How interesting! Within the AwsDataCatalog
data source (or data catalog, using the API parlance),
I can see my S3Tables Catalog as a selectable Catalog.
It begins to feel like a dream within a dream.
And the original Glue Catalog databases and tables are helpfully placed in the catalog named None
. Still following?
This is where the Console experience differs from the API experience - there is no API equivalent to the Catalog dropdown shown above, therefore any consumers (like the Grafana Athena plugin) that use only the Athena API will not see the S3TablesCatalog catalogs shown in the Athena Console, unless you add them yourself.
Language Matters
By now we have become accustomed to vendors using different names for the varying hierarchies of fluff that sit collectively above relations (tables, views, etc.).

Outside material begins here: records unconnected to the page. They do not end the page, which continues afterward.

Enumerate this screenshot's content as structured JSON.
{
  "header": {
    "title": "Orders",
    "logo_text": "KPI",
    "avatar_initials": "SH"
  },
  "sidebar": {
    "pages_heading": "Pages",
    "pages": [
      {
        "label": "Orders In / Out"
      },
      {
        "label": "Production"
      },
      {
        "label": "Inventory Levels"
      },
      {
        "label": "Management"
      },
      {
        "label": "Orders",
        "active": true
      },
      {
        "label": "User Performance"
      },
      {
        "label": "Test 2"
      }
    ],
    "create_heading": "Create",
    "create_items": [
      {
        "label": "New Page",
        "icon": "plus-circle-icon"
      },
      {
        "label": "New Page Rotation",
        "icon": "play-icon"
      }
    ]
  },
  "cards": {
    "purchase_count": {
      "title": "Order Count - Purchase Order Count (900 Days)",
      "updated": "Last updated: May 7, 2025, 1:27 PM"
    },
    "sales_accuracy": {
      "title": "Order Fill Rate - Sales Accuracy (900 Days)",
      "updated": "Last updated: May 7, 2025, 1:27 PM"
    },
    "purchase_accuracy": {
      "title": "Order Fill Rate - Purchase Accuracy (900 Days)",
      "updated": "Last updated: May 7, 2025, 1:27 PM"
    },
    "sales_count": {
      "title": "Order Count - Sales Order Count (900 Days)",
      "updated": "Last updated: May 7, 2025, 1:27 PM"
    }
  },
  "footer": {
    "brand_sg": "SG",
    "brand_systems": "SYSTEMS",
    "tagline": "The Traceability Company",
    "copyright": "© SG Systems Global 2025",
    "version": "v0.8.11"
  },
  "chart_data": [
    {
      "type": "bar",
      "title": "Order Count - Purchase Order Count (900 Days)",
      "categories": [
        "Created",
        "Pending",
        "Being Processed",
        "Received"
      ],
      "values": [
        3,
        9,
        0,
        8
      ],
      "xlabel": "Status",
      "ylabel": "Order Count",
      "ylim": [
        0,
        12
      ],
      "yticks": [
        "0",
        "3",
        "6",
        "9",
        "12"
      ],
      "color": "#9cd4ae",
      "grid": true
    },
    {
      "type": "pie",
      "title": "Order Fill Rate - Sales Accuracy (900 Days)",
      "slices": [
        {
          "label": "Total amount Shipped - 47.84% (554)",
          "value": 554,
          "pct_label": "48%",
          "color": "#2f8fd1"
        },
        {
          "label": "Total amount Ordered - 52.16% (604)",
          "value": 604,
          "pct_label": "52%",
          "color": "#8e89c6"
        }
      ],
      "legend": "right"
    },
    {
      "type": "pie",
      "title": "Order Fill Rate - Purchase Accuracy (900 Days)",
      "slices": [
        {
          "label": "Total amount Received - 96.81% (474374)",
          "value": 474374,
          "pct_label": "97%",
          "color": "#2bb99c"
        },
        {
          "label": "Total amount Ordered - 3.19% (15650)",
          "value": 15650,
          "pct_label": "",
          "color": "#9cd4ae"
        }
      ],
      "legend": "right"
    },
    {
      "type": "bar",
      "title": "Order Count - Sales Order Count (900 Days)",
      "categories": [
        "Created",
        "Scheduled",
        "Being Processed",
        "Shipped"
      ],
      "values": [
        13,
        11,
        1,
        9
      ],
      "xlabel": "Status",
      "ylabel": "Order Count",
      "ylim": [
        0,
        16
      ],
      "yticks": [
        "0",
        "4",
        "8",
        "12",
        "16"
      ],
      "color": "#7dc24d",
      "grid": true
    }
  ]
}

Snowflake | Redshift | Databricks | Athena | LakeFormation | |
---|---|---|---|---|---|
Relations | Table | Table | Table | Table | Table |
Layer 1 | Schema | Schema | Schema | Database(Glue) or Namespaces(S3Tables) | Database |
Layer 2 | Database | Database | Catalog | Catalog(S3Tables) or None (Glue) | Catalog |
Layer 3 | Horizon Catalog | Redshift Catalog or Federated | Unity Catalog | Data Sources(Athena Catalogs) | Catalogs |
What is different here is that Athena and/or LakeFormation and Glue are not consistent with each other, and that is a problem.
In my opinion, this is unlikely to be an oversight, i.e. Athena team not adding in s3tablescatalog to the ListDataCatalogs API. It is a fundamental disunity in the concept of data hierarchy with in the AWS ecosystem, because each product and thus API has a different worldview.
- Athena has its own definition of catalogs that can be of type
GLUE
or can be Federated - using Glue Connections - Glue Data Catalog is a simple Hive Metastore whose only hierarchy for holding relations (tables and views) is a database.
- LakeFormation is a permission layer, but also lists the data hierarchy in its own way which is not consistent with Athena nor Glue
I find it very difficult to rationalise this disunity with customers and peers.
So in a forthcoming blog, I’ll demonstrate how you can stick with S3Tables, use Trino and ditch the rest of the AWS stack, saving yourself both heartache and money.